The author does a superb job engaging her readers in the heroine’s stream-of-consciousness internal dialogue. This half clear-eyed, half delusional narrative carries all aspects of the story with it. In fact, while Gomes focusses rightly on her main character’s mental state, in my view her story would benefit from a baby step back from it, to open up a small space for exposition of concrete outside events. Are we sure what happened to her best friend Winnie? There’s room for doubt about whether onetime boyfriend Alejandro is as guilty as assumed. And how does Cille find our protagonist while she’s knocking around in rural Spain? And what of the sister Naomi, who almost inexplicably accepts our hero’s sudden offer of a paid vacation, is shunted off to an exclusive New York apartment and never heard from again?
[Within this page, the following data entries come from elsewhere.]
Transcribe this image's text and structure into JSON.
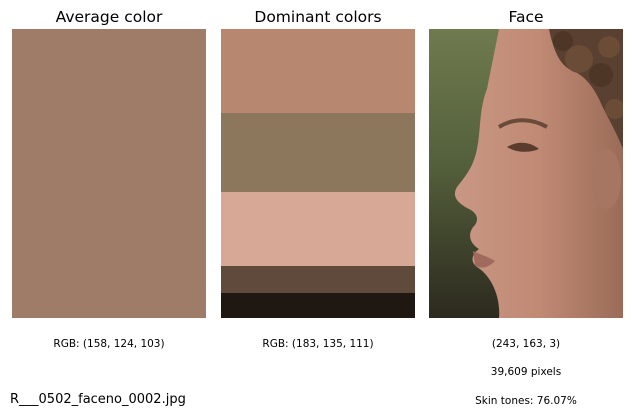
{
  "panels": {
    "average": {
      "title": "Average color",
      "color": "#9e7c67",
      "rgb_label": "RGB: (158, 124, 103)"
    },
    "dominant": {
      "title": "Dominant colors",
      "rgb_label": "RGB: (183, 135, 111)",
      "swatches": [
        {
          "color": "#b7876f",
          "fraction": 0.29
        },
        {
          "color": "#8c765c",
          "fraction": 0.275
        },
        {
          "color": "#d6a895",
          "fraction": 0.255
        },
        {
          "color": "#5f4a3c",
          "fraction": 0.095
        },
        {
          "color": "#1f1711",
          "fraction": 0.085
        }
      ]
    },
    "face": {
      "title": "Face",
      "color_label": "(243, 163, 3)",
      "pixels_label": "39,609 pixels",
      "skin_label": "Skin tones: 76.07%"
    }
  },
  "filename": "R___0502_faceno_0002.jpg"
}
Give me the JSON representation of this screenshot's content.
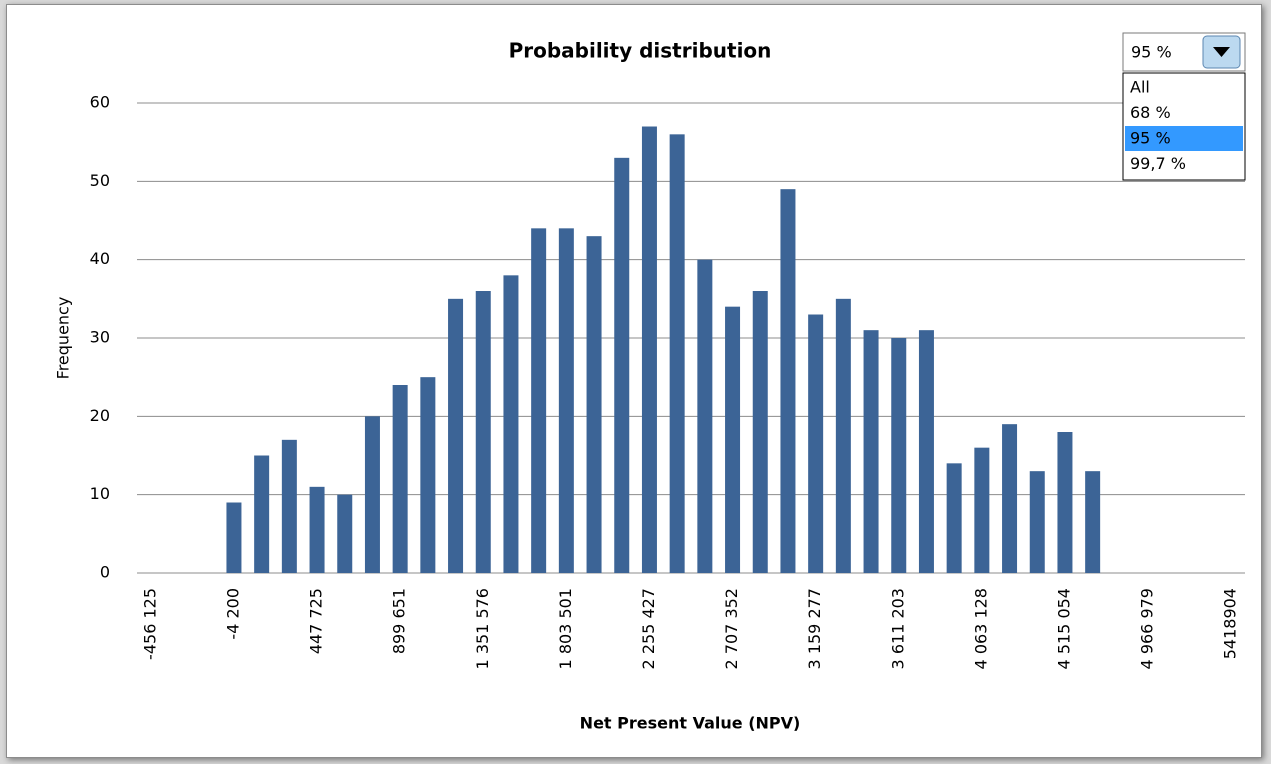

These may be quibbles, but they strained my suspension of disbelief.
These weaknesses, though, flow from the great strength of the novel. We encounter, up close and personal, a troubled young woman’s journey in which she’s endlessly on the run, a literal outlaw on the lam. Her point of departure seems to be her mother’s untimely death and the resulting deterioration of her relationship with Naomi. But other demons press this young woman into flight and larceny and worse. That we believe and accept these sometimes shocking crimes is clearly a testament to Gomes’s skill in rendering her protagonist’s mental state and motivation.
In fact, I look forward to Bruna Gomes’s future output. She has a grand skill in describing a character’s internal conflict, up to and including a convincingly shaky mental health. She can also describe a physical locale effectively and economically, and the whole sets a mood for the reader quite well. This beginning promises good things to come.